Deranged, War-Ravaged Children's Answer
Johnny and Luther sent 10 of their followers to take hostages at a Thai hospital. All 10 were killed.
Described by the New York Times as "an inept band of Burmese rebels," the 10 hijacked a bus and wandered around Thailand, bickering about which hospital to occupy and whether or not to pick up hitchhikers. Once inside the Ratchaburi Provincial Hospital, the group seemed unsure of how to proceed. Still more unfortunately, they launched their raid on Thailand's Armed Forces Day, an occasion unlikely to promote military restraint. Many observers say that Thai soldiers simply executed the rebels.

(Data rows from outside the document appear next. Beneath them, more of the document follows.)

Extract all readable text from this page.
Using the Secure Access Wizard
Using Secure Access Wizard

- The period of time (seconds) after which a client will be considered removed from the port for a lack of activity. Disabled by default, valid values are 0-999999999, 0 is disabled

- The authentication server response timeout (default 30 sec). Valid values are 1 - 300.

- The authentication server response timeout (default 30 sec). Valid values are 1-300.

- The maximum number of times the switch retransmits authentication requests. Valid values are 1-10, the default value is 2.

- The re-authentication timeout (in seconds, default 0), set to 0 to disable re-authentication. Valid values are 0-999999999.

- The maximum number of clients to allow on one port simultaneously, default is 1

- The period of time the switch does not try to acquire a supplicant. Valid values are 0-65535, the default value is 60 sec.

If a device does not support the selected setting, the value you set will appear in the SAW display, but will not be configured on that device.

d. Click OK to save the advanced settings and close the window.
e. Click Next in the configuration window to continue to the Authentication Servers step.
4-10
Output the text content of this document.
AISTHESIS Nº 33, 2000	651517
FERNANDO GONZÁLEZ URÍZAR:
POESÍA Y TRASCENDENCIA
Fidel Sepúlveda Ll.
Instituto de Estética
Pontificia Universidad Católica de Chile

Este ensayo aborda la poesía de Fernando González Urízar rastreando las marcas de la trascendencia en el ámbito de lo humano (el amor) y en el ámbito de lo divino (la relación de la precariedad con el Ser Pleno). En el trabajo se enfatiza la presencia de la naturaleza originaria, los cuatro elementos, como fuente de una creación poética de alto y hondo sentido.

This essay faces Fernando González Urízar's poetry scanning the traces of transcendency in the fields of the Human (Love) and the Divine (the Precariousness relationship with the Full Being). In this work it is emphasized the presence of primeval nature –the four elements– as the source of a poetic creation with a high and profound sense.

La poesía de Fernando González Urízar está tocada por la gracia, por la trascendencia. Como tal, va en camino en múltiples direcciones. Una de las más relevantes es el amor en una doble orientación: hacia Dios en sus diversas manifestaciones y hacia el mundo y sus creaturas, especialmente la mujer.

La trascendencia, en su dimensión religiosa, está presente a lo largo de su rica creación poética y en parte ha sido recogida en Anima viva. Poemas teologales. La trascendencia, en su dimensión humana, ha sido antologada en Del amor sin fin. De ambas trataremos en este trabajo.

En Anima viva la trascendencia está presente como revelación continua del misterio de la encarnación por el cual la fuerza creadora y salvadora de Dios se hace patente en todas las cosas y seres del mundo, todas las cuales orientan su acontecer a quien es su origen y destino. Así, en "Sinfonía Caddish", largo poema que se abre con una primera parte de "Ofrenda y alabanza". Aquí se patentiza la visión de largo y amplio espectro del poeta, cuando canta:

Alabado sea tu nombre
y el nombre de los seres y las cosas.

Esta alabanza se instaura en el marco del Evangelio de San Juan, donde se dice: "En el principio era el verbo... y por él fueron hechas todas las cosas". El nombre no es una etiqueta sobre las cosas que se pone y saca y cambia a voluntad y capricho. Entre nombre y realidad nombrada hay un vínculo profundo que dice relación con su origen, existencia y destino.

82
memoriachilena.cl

Johnny and Luther Htoo, not present at the hospital, have about 200 followers, one of many rebel groups hiding in the jungle to wage a guerrilla war against the repressive Myanmar government. Members of God's Army are forbidden to drink, take drugs, or swear. On the upside, the twins claim to have mystical powers that make them immune to bullets and land mines, which more than makes up for not being allowed to swear.
"It never occurs to them that mounting a siege on a hospital is actually wrong," Debbie Stothard, an expert on the refugees, told the Times. "It's as though they came from a different planet and that planet is ruled by the Burmese military regime and their values."
Endless Wrangling About St. Louis Follow-Up
"Mike Gerber's claim that St. Louis is in the East represents a rather pathetic delusion common to the city. Its two most famous natives are T.S. Eliot, who was so determined to be an easterner that he developed a British accent, and Charles Lindbergh, who developed something of a German accent. For what it's worth, everyone I know in Ohio considers it the Midwest. He's right about Queens, though."—Chris Hammett
Adam Bonin and Friends State of the Union Drinking Game Extra
Some suggested rules to enhance your viewing pleasure.
- One drink for every New Yorker in the VIP box with the first lady.
- One beer for every shot of Mrs. Clinton. You will be lucky if you're walking by the end of the night.
- Drink if they show Nino. Double if he's still scruffy.
- Chug, chug, chug if he talks about the rights of gays and lesbians, and they show Janet Reno.
- Two drinks if you can see Al Gore visibly trying to distance himself from the Lecher in Chief (like if he recoils and/or shudders at mention of his name).
- Chug entire fifth if he's wearing the tie Monica gave him!
- One drink for a Ted Kennedy shot. Two drinks if he's asleep. Three if he's scratching himself.
- Drink every time he mentions "jobs." Drink the entire fifth every time he says "blow jobs."
- Shed tear into beer and drink at every mention of JFK, poor little Elián, the homeless elderly, Bobby Phills, the lost Mars Lander, or Clinton's legacy. (Democrats only.)
- One drink every time he asks for money for education; two every time he asks for money for Africa; three if he asks for money to "buy me some lovin'."
- Three drinks if the speech includes interpretive dance.
Matthew Singer's Amtrak-MARC Safety Slogan Postponed Extra
Due to late-breaking State of Union Extra, above, responses to run Monday. But rest assured, he's still eager to wreak an unholy—and yet nonviolent, and yet tasty and nutritious—revenge on MARC, the Balt-Wash commuter train he rides to work. Keep those cards and letters coming in; his wrath is terrible.
Alan Keyes, although not mentioned in this question, is a dangerous loon.